IF YOU SEEK A DENTIST IN MEXICO
— Pay a visit: Ideally, take time to visit the dentist in his or her office before committing to a procedure. Check to see whether the staff speaks English and make sure the dentist follows infection-control guidelines — clean surgical gloves, mask and sterilized equipment. Interview the dentist and ask for photos of similar procedures performed.
— Check it out: If possible, check out the dentist’s stated credentials. U.S. educational degrees can be verified with the institution. Also, make sure the dentist is certified by the Mexican Dental Association. The group has a registry (in Spanish) at adm.org.mx.
— Don’t be cheap: Don’t necessarily go for the cheapest deal. You often get just what you pay for.
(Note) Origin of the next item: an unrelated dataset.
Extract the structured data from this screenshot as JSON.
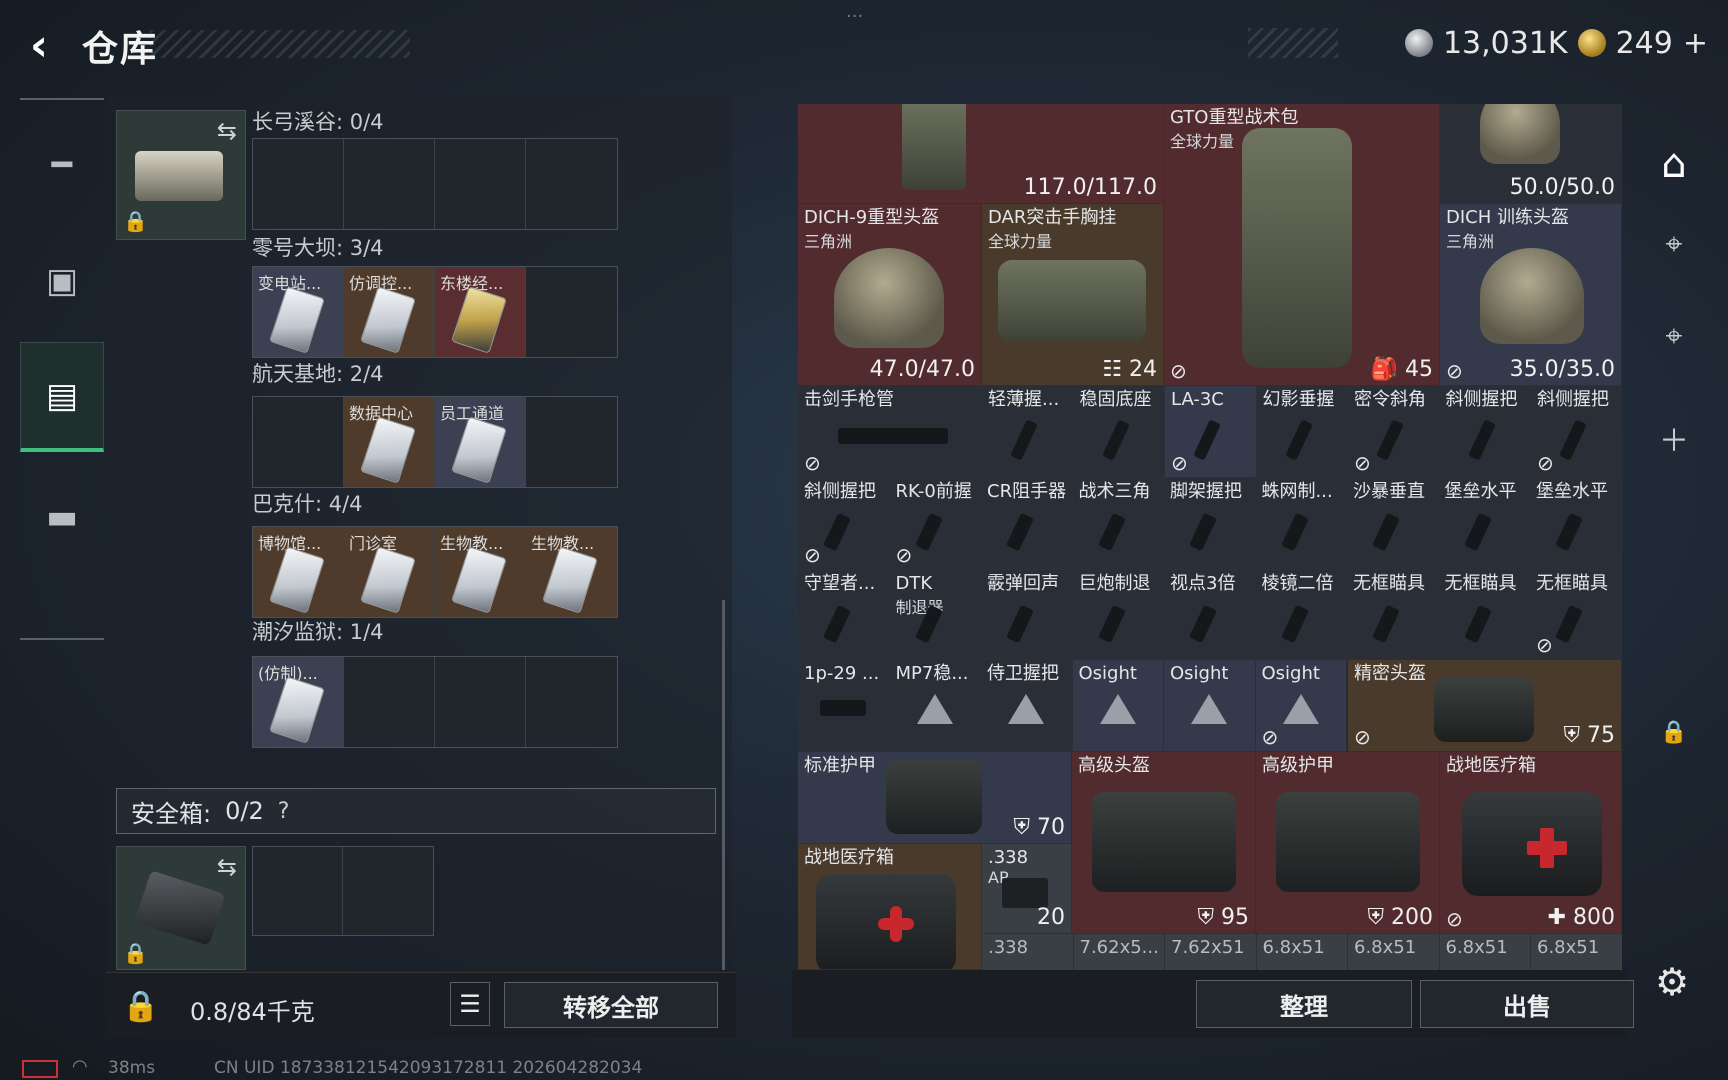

— See a U.S. dentist first: Go see a U.S. dentist for an initial consultation. It will save time once in Mexico because you will know exactly what treatment you need. In Mexico, obtain a plan for treatment in writing.
— Ask around: The best resources are often the other patients. Don’t hesitate to strike up a conversation with other tourists in Mexico and ask about their experiences, positive or negative. Those evaluations generally are more honest than an anonymous Internet review.